I might have to check that out. I looked under the skin last night and saw it on top of the valve cover. it actually terminates on top of the valve cover instead of coming down like you'd normally see....

I'm really torn with this ....

i worked on it last night and was able to turn my running tractor into a non-running tractor .... which isn't completely surprising.

I did get all of the gunk out of the filter can last night though. got the can cleaned out but wanted to verify that the oil would flow through the can, through the oil line and back into the engine.
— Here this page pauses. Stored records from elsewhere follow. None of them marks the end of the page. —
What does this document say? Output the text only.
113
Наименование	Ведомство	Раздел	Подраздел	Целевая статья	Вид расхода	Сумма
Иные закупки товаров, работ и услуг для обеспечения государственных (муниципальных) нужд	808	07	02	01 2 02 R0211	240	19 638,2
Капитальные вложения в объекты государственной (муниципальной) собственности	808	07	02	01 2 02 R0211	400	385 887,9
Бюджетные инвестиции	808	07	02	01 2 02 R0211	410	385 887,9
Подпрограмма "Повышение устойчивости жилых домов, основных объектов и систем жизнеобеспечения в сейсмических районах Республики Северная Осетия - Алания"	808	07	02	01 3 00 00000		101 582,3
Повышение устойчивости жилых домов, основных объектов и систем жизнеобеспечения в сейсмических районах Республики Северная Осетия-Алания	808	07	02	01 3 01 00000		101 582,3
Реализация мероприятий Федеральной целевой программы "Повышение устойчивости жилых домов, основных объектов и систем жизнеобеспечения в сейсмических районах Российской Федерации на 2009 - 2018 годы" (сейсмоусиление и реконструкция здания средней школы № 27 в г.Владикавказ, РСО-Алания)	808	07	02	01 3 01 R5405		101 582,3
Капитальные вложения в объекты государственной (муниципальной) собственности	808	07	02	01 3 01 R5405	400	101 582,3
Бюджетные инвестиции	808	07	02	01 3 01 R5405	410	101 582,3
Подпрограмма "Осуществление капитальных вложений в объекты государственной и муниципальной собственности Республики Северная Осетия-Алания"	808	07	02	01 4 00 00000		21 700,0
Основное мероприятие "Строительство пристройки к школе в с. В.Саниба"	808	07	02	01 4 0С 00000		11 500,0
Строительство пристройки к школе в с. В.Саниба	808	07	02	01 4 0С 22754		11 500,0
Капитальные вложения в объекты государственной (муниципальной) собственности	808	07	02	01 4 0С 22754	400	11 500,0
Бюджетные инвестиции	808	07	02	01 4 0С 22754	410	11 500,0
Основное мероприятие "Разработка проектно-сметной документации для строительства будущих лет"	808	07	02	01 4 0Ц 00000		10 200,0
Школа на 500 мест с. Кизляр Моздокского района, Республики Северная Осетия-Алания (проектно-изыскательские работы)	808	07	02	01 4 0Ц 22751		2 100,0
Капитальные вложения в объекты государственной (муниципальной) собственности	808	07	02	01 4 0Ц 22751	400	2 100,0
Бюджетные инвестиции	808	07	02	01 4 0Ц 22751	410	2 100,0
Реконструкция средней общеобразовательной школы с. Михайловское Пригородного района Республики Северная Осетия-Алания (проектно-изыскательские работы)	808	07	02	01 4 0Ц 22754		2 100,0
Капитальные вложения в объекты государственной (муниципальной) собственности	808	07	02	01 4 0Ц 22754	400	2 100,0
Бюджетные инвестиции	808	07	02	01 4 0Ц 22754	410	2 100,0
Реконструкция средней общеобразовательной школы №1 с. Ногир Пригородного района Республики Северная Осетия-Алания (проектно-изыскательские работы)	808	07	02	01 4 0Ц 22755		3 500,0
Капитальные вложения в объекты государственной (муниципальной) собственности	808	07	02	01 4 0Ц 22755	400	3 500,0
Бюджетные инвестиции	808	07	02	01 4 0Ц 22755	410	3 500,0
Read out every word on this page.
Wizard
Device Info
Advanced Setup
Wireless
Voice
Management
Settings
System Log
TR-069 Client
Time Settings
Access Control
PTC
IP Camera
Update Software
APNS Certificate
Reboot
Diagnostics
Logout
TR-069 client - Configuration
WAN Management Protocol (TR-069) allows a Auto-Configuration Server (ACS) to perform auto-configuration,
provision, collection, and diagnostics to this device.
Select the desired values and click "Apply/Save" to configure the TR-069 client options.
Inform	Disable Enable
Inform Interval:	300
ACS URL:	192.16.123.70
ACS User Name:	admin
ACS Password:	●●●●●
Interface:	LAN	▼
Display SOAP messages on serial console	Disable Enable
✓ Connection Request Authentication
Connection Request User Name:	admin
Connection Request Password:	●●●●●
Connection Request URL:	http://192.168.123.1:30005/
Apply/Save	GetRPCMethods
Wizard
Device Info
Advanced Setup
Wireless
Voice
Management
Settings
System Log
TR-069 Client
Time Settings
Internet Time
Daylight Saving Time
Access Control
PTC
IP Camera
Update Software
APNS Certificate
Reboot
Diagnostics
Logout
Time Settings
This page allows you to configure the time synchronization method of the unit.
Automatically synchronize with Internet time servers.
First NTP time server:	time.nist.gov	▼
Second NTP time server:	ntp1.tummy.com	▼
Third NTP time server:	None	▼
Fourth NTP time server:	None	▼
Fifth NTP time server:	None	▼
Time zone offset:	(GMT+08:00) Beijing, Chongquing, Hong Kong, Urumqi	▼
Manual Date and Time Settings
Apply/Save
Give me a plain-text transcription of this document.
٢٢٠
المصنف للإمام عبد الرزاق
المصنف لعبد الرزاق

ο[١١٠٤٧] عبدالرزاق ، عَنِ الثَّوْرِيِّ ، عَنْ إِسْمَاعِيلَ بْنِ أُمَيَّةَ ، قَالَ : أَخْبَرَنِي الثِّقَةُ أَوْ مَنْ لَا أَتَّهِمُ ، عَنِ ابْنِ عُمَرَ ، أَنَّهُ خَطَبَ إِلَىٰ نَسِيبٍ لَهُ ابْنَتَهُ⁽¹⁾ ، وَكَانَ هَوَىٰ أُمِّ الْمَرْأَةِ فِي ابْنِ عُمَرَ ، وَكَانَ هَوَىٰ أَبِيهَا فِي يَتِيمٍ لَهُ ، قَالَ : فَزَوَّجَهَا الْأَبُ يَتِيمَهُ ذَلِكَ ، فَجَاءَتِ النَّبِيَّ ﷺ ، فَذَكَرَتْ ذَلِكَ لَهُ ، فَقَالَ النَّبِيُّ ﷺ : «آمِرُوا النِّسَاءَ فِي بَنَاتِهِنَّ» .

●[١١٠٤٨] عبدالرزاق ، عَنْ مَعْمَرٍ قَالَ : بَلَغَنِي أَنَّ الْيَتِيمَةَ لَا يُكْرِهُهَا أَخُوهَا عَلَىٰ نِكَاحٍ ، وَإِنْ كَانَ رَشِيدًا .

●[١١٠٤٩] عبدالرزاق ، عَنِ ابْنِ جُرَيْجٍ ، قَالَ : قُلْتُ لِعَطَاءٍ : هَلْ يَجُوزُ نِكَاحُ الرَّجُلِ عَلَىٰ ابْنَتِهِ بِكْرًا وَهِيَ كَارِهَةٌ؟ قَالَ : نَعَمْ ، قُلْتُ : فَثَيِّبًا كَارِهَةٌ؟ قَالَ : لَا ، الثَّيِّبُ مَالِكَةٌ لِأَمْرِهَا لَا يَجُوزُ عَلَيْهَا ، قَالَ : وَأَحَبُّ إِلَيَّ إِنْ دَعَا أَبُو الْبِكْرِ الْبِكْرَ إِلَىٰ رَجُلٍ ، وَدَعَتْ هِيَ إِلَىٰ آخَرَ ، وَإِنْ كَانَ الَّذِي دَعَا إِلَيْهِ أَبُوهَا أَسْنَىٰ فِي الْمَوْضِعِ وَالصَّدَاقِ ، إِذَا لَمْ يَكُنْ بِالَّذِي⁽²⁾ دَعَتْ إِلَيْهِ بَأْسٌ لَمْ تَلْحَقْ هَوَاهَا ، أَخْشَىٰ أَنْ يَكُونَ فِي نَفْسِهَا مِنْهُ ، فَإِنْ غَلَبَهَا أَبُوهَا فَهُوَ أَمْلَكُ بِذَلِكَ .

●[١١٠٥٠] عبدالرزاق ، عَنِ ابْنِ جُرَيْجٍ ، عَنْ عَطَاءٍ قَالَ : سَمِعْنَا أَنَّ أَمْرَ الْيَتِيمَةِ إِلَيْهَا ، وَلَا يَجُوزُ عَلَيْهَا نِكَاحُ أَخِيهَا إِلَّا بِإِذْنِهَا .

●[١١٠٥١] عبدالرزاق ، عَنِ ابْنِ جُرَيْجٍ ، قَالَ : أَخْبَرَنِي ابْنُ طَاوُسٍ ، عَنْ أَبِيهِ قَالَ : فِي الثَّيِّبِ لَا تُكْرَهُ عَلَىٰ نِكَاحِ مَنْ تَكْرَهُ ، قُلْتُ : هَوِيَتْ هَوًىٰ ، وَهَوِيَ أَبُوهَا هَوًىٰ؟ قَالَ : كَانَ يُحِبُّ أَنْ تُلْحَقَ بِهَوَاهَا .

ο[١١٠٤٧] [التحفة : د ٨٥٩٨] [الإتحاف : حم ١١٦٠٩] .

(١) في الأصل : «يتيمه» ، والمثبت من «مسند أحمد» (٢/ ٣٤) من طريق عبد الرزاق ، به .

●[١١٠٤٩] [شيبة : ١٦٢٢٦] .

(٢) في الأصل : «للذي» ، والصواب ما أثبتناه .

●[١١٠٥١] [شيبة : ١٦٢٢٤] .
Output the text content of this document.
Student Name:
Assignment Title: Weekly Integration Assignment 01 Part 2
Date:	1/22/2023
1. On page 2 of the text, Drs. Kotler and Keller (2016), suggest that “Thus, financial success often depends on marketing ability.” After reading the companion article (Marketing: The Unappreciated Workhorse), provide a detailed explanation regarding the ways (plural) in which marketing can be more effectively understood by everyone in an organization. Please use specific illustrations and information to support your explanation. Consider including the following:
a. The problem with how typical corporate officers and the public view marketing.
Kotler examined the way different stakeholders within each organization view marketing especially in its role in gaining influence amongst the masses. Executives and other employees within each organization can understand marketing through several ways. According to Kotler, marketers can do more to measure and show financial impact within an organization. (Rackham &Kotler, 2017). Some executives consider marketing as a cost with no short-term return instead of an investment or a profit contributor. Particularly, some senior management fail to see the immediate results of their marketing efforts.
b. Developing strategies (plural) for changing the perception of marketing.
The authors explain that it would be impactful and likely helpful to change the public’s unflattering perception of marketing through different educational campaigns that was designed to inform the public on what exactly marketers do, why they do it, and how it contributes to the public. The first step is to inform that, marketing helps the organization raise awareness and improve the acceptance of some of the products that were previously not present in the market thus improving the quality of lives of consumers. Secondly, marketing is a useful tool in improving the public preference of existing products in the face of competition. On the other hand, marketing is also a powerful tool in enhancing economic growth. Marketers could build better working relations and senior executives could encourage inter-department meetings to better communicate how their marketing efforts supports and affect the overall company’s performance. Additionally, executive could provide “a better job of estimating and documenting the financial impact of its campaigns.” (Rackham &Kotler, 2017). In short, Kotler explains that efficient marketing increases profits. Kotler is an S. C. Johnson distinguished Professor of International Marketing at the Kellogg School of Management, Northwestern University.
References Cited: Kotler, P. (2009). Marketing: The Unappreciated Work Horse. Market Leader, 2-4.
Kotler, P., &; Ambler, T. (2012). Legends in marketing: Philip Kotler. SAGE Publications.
So i took the oil return line off.... and broke it.

(bottom rubber line in the pic)
DSCF6311_zps7f3b4d0f.jpg


so I'm having a new one made, which isn't a real big deal, but that's how things go working on this kind of stuff. so the more i touch, the more i get to fix, so I'm not sure how deep I'm willing to go.

but, the filter canister is clean and oil flows through the filter and will flow back into the engine with the new line on it. the old line wasn't clogged, or coked up, so i don't suspect that the return galley in the engine is going to be a problem, but I'm going to check it out.

so once i get the return line reinstalled, I've at least accomplished this part of the project ... just a matter of deciding how far to go from here.
 
Be sure and check your oil filler cap as well while you're at it. If it's the old wire mesh kind, you'll want to clean that out as it functions as a "breather" for the motor.